The agency said the collections came after examiners focused on 1,600 individuals with incomes of more than $1 million per year who each owed more than $250,000 in federal taxes. The IRS noted that its enforcement efforts involving this group are ongoing.

“With this collection activity, the IRS passed an important milestone in our effort to improve compliance and ensure fairness in the tax system,” IRS Commissioner Danny Werfel said in a prepared statement. “Our increased work in this area means these past-due tax bills from high-end taxpayers are no longer being left on the table, like they were too often in the past.”

The agency's announcement comes shortly after a Treasury inspector general report that said the IRS has recently shifted its focus from mega-rich taxpayers to those who have annual incomes of more than $400,000. The report, which quoted anonymous IRS executives, said the shift happened after the agency concluded it wasn't yielding enough in back taxes to justify focusing on only the top end of the wealth spectrum.

In its announcement today, the IRS said that under an initiative it announced earlier this year, it is focusing on taxpayers who have failed to file federal income tax returns in more than 125,000 instances since 2017. This initiative, the agency said, involves 25,000 people with more than $1 million in income, and 100,000 people with incomes between $400,000 and $1 million between the tax years of 2017 and 2021.

“Years of funding declines meant the IRS couldn’t get to money that we knew was owed, but we simply didn’t have the resources or staffing to collect,” Werfel said. “Funding from the Inflation Reduction Act is reversing a decade-long decline in our compliance work, including increasing our compliance work involving the wealthiest individuals and groups with tax issues.

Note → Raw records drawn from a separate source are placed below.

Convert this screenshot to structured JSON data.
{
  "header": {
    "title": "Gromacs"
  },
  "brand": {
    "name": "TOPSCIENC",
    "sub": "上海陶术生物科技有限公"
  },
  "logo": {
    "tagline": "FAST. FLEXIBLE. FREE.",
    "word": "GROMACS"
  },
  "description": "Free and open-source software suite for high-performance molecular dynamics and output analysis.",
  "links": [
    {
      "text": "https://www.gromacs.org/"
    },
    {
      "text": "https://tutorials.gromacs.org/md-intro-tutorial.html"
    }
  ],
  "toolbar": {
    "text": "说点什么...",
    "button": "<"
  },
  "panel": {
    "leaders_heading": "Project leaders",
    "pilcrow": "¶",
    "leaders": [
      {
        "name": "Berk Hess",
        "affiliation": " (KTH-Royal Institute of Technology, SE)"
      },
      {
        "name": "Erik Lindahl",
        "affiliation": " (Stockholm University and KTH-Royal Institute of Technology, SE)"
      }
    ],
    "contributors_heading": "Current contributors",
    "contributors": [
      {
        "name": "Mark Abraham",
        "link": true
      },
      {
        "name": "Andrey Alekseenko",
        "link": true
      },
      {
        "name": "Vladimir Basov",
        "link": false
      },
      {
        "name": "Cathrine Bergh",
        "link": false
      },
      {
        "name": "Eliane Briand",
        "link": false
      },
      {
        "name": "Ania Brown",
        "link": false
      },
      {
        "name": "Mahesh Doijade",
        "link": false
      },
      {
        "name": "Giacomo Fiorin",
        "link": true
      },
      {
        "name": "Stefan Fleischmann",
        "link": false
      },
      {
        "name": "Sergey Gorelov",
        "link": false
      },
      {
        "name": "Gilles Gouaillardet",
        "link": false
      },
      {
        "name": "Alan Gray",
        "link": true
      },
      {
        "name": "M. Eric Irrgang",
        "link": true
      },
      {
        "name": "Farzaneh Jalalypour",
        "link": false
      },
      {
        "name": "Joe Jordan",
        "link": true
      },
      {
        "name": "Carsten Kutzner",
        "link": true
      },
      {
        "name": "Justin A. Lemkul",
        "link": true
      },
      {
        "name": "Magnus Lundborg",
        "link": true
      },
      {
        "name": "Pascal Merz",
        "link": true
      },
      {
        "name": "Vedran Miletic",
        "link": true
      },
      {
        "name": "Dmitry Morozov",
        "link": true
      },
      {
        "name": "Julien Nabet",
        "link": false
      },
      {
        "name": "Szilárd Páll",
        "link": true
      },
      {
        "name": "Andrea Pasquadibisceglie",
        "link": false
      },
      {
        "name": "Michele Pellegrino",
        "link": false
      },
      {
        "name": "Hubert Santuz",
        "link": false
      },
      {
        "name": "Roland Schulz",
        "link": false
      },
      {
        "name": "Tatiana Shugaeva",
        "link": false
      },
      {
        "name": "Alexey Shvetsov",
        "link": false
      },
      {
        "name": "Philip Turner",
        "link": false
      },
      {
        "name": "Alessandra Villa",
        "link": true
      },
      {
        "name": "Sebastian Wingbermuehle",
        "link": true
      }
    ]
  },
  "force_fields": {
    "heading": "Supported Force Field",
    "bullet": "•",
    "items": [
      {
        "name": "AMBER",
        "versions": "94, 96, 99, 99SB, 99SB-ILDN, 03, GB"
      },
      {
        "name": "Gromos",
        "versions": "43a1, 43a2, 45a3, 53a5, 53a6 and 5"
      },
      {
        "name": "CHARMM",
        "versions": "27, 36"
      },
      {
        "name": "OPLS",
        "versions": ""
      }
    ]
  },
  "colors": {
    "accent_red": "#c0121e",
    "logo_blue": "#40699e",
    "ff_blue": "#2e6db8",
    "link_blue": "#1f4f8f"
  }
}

The collection results achieved in less than a year reveal the magnitude of what can be achieved over the long run as our Inflation Reduction enforcement continues to ramp up in the months ahead.”

In addition to the focus on wealthy taxpayers, the agency is pursuing "complex partnerships, large corporations and high-income, high-wealth individuals who do not pay overdue tax bills," the agency said.

“We continue working to add staff and technology to ensure that the taxpayers with the highest income, including partnerships, large corporations and millionaires and billionaires, pay what is legally owed under federal law,” Werfel said. “At the same time, we are focused on improving our taxpayer service for hard-working taxpayers. The additional resources the IRS received under the Inflation Reduction Act are making a difference, both for taxpayers who play by the rules and those who don’t.”